La sagesse de mourir

Mars 2016. Saint-Germain en Laye. Unité de soins palliatifs.
Je viens voir mon grand-père pour la dernière fois, et je ne le sais pas. Lui le sait peut-être.

Il m’accueille à son chevet en me disant,”Camille, je vais te raconter ma vie. Enfin, du moins, ce que je pense qu’il est important de te raconter…”
Et il m’a raconté sa vie. Il m’a raconté ses mauvaises notes à l’école, son expatriation à la campagne, sa passion pour les chevaux, pour la nature et la terre.
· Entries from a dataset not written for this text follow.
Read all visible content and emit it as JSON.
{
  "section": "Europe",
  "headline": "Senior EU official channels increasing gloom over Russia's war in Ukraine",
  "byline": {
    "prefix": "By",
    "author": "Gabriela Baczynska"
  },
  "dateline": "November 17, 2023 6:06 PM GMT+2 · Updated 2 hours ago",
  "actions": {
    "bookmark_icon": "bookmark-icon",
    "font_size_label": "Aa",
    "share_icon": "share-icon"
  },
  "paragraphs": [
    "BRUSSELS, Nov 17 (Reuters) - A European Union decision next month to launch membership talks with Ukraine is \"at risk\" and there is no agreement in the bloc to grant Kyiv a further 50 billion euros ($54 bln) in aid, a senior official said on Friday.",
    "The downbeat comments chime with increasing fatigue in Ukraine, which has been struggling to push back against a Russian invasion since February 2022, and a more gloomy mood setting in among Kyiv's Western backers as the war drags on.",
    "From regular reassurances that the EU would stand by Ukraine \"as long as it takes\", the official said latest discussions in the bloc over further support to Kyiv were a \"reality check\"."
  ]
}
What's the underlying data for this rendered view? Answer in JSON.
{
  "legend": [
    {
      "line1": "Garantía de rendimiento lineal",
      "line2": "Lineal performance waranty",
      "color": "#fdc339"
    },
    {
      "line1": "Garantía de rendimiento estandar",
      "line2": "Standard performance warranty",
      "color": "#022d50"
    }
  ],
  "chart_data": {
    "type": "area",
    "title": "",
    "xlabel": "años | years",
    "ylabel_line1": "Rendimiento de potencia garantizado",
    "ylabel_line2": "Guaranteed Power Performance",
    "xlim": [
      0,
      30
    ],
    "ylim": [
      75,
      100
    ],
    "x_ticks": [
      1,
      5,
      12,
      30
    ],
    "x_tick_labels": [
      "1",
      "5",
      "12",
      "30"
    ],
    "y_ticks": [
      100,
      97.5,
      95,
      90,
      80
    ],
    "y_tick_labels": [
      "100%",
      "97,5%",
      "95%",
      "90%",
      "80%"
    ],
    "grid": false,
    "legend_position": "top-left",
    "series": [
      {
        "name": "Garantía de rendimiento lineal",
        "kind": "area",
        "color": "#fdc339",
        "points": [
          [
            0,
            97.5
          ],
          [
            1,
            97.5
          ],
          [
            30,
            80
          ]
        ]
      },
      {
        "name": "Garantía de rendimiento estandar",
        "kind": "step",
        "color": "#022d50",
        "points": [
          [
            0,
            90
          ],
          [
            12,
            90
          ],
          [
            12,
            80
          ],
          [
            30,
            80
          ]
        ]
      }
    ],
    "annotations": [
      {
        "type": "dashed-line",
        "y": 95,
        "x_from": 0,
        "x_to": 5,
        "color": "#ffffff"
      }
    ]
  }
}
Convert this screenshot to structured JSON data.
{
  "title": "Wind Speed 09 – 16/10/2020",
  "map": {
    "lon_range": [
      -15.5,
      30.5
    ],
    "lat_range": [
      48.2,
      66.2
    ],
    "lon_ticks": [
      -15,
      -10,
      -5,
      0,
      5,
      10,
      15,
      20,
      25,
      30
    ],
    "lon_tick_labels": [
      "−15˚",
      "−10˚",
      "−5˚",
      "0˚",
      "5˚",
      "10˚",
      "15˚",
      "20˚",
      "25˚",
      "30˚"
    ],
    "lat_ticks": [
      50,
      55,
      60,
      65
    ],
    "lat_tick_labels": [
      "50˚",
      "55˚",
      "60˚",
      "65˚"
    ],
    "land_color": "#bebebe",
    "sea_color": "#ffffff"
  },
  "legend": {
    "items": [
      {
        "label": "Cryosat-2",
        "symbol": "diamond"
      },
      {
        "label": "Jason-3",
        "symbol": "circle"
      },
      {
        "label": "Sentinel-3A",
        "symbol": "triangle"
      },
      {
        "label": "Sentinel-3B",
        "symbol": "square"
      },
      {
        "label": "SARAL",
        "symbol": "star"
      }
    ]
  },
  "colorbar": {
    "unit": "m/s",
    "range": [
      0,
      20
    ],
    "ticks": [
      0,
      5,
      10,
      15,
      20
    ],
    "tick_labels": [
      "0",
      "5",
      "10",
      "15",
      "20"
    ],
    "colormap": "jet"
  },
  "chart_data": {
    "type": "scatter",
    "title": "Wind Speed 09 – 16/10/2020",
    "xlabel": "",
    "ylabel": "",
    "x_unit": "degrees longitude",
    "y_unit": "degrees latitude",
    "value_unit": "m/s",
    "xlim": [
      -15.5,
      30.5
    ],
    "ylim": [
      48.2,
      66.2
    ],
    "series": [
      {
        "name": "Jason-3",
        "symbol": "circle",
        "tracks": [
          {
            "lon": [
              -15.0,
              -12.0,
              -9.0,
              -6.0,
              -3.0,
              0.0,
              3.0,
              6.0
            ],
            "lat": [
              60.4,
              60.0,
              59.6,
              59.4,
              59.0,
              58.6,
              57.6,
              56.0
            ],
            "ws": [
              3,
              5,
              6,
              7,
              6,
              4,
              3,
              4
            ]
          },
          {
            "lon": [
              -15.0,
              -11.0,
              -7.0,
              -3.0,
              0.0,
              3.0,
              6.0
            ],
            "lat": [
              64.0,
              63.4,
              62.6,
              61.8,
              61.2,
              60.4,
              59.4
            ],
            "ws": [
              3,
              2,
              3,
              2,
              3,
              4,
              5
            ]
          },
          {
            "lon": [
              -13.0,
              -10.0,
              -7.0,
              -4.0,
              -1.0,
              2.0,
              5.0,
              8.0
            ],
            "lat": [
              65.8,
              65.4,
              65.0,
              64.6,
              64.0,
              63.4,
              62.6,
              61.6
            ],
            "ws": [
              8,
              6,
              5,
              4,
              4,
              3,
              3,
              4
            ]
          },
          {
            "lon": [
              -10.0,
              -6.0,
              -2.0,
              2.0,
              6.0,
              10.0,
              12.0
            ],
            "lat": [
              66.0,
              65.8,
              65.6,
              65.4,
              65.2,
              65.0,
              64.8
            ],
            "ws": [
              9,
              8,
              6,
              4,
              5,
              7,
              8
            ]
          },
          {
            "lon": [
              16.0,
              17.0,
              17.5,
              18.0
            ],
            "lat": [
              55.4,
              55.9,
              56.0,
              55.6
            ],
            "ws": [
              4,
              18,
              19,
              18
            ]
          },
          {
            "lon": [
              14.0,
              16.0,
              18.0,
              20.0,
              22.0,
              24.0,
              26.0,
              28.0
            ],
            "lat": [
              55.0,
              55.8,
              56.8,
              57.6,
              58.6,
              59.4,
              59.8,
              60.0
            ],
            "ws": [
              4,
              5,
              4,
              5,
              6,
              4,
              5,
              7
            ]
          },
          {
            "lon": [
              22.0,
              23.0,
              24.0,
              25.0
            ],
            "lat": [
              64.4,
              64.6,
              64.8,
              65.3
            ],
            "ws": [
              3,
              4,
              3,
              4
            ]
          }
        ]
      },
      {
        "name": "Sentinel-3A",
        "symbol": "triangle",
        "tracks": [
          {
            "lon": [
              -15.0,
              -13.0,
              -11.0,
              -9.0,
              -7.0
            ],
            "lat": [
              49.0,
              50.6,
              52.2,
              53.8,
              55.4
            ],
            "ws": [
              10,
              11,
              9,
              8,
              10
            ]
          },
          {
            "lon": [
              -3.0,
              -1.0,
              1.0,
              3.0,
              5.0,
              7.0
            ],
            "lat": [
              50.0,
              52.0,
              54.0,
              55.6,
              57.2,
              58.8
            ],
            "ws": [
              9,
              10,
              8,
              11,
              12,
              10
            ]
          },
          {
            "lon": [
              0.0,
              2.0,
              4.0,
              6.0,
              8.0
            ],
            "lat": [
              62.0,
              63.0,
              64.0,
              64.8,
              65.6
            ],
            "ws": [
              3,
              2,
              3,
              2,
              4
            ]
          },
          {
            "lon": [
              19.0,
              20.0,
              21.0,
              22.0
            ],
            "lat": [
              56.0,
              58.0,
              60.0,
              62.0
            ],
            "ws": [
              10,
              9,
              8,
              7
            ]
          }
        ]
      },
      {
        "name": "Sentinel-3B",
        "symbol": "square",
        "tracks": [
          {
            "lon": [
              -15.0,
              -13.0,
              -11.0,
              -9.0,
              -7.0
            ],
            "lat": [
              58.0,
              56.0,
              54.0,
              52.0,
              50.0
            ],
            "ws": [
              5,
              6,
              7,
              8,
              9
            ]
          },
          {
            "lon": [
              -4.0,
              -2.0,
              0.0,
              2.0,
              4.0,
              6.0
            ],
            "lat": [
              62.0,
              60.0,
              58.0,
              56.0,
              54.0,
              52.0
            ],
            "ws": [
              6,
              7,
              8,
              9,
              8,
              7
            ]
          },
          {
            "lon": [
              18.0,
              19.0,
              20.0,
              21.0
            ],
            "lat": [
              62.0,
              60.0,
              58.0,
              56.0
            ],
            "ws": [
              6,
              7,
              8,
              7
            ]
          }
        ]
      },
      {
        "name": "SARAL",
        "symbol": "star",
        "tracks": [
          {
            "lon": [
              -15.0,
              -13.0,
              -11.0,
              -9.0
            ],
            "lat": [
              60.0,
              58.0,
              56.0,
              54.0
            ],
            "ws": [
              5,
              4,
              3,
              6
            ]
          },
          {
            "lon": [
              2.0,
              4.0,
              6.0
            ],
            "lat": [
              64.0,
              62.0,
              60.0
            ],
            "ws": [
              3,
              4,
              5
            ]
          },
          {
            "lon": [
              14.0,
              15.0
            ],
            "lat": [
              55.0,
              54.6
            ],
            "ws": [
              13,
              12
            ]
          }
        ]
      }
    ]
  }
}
Il m’a raconté sa famille, ses grandes sœurs, ses petits frères. La guerre et la Libération. Son mariage et sa famille. Et nous, et maintenant, et après…

Ce dernier cadeau de mon grand-père n’avait rien de surprenant. En effet, depuis mon plus jeune age, nous avions tissé ce lien intense. Il racontait et j’écoutais. Les mêmes histoires en boucle; c’est ainsi que nous nous aimions.

Daddy parlait beaucoup de sa mort. Je me souviens, nous prenions le café sur sa terrasse en Corse, j’avais 10 ans à peine. Je revois sa peau noire de soleil et les traces de sel sur ses pieds. Et il commençait, “Tu sais, Camille, quand je vais mourir, …” Je rechignais, sorte de jeu que nous avions inventé tous les deux, et je lui interdisais de mourir.

Chose étrange que de parler d’un avenir où l’on ne sera plus, avec vérité et sans crainte. Il avait tout organisé, tout réglé avant. Il voulait que l’on ne se soucie de rien le jour venu. Pour lui, la transmission passait aussi par cela ; organiser au mieux son dernier voyage, pour qu’il nous soit plus doux.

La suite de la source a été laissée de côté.